We moved our stance on Oil from neutral to constructive. With Europe’s energy crunch at the fore, oil should benefit from the fact that there are few energy alternatives (low wind, nuclear plants closed, etc.), while OPEC+ has agreed to cut production by 100k b/d in October, completely reversing the September increase.

In the currency realm, we changed our outlook on the Japanese Yen from neutral to bearish. The BoJ is clearly bucking the global tightening trend and the ensuing policy divergence is pressuring the currency. The Chinese Yuan was brought from positive to neutral as looser financial conditions and portfolio outflows presenting clear headwinds.
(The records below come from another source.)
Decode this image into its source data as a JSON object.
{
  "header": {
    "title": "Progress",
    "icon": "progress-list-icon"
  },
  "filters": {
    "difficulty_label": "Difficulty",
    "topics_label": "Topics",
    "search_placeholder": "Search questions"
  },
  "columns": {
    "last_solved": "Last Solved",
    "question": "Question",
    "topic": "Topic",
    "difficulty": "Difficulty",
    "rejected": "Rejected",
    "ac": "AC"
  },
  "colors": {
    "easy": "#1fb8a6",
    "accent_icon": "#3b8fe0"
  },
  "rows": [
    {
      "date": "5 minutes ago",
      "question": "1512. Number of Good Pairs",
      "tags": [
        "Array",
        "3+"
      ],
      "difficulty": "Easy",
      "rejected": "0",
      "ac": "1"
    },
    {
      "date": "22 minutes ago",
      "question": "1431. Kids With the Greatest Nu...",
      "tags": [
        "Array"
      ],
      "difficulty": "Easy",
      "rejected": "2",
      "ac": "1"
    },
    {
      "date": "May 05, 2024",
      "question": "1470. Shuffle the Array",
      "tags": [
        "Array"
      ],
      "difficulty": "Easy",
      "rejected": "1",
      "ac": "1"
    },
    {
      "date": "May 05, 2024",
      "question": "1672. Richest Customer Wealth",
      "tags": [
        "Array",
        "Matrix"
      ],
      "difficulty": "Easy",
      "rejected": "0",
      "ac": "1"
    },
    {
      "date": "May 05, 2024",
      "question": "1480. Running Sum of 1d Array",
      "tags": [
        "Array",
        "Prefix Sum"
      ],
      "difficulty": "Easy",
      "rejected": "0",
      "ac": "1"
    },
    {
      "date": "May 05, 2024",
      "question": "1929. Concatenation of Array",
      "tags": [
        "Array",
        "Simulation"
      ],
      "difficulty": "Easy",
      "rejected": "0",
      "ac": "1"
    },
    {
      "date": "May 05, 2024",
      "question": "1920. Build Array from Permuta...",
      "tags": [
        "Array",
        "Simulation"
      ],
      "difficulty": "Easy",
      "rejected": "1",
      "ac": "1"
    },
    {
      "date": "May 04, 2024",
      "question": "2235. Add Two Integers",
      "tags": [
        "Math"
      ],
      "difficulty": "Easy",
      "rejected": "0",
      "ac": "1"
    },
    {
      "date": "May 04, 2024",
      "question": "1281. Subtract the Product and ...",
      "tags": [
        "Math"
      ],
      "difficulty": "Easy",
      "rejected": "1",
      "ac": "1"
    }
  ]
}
Broadly, private markets face challenges stemming from higher rates and inflation. However, bright spots remain. Firstly, in the infrastructure space, deal activity is strong and the industry supported by government investment. High and persistent inflation is likely to benefit infrastructure assets which often have revenue streams tied to price indices. We also see potential in the secondary space, where more opportunities and discounts are becoming apparent. That said, partner selection is key.

Conclusion

Unrelenting central bank hawkishness, the idea of higher for longer and well-above-target inflation present a challenging environment for investors. Year-to-date, balanced portfolios consisting of 60% stocks and 40% bonds have plunged, with inflation diminishing the hedging power of bonds. From here, creativity will be called upon in order to ensure adequate diversification – note  the addition of private asset coverage to our asset allocation process. Selectivity will also be crucial in order to identify those companies with adequate pricing power and those that have the most resilience in facing a weakening macro backdrop.